After a few hours—enough time to sober up—they let us all go with a warning. I’m sure they were more than happy to have us out of their hair. Frenchy’s ire had not yet cooled. Unsatisfied with the outcome of our melee, he repeatedly offered to continue it at a time and place of my choosing.

“Any time! I weel be there! This is not fineeshed, mozerfucker!!!”

He even shouted out his phone number, three timeslest I have trouble tracking him down.

dove-hd-3

I never saw him again. It turns out he was an international student at the end of his stay. And though he was clearly out-of-line–an obnoxious, arrogant, champion drunken shithead–I had to grudgingly grant him one crumb of respect: the guy was driven. He didn’t give up.

How much fighting does alcohol cause? Too much to count. It’s the primary fuel much of human aggression, though there can be an upside to fighting dead drunk. Sometimes both parties are just too wasted to do any real harm to each other. This was certainly the case with us. Had we been a little more sober, somebody would have probably got their ass kicked.

A few weeks later I ran into an Irish buddy of mine who had witnessed part of the fracas. He was none too impressed with either of our prowess. In his musical Cork brogue, he only had this to say:

“You looked like a couple a Polacks dancin’.”

Brent moved back to America. During a recent visit we recounted the story over steaks, beers, and cigars, laughing at its patent absurdity and praising Korean cops for their unbelievable powers of forbearance. Silently, I recalled how nice it was to have him on my side.

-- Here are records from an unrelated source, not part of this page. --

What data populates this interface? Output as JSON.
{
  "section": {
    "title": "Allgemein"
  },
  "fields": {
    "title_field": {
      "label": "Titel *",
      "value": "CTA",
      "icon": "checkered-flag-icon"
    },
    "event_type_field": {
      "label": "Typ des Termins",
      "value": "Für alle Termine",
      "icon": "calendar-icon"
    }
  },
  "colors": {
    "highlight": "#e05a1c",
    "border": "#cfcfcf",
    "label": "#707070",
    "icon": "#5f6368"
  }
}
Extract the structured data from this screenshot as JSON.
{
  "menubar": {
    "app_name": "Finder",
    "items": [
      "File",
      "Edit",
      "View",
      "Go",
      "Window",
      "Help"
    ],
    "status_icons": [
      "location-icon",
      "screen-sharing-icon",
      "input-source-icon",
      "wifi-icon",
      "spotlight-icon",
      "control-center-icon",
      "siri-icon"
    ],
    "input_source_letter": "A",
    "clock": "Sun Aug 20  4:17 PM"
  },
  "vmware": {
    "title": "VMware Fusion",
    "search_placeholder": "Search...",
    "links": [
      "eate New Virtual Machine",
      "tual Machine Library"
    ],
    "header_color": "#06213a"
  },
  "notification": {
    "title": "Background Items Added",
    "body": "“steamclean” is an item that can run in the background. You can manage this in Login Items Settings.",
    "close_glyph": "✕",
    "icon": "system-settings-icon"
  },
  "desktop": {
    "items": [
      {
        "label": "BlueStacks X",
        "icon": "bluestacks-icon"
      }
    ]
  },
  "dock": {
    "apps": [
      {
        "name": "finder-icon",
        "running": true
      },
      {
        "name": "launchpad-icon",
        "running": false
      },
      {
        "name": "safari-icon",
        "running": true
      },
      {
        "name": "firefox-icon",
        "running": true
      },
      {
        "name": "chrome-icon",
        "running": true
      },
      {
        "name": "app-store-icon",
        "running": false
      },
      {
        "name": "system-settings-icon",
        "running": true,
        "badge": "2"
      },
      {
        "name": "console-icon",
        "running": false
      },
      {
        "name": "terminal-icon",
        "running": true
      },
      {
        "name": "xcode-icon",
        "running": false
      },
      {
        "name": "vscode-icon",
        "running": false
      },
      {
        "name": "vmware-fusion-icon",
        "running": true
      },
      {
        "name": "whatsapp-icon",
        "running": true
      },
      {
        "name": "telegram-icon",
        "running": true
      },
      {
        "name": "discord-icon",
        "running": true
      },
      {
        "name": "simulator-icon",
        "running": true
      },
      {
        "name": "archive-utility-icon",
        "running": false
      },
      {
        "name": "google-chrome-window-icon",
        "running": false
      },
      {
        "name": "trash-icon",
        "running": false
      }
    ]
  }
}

As for Ha-bin? Her drinking days are long behind her. Soon after this incident she found God. That’s right, she got right with Jesus and became a born-again-Christian. Today she runs a Christian café/bookstore with her similarly devout husband. No longer does she slap dudes and bite cops. These days, the only thing getting thumped is her Bible.

I haven’t been in a full-on fight since. And it should come as no surprise that the experience did little to temper my disdain for white dreadheads. If anything, it’s exacerbated the bias. It’s made it to where I can barely travel in Southeast Asia anymore. Just picture it: There I am, trying to relax in paradise, wanting to murder every third backpacker I see.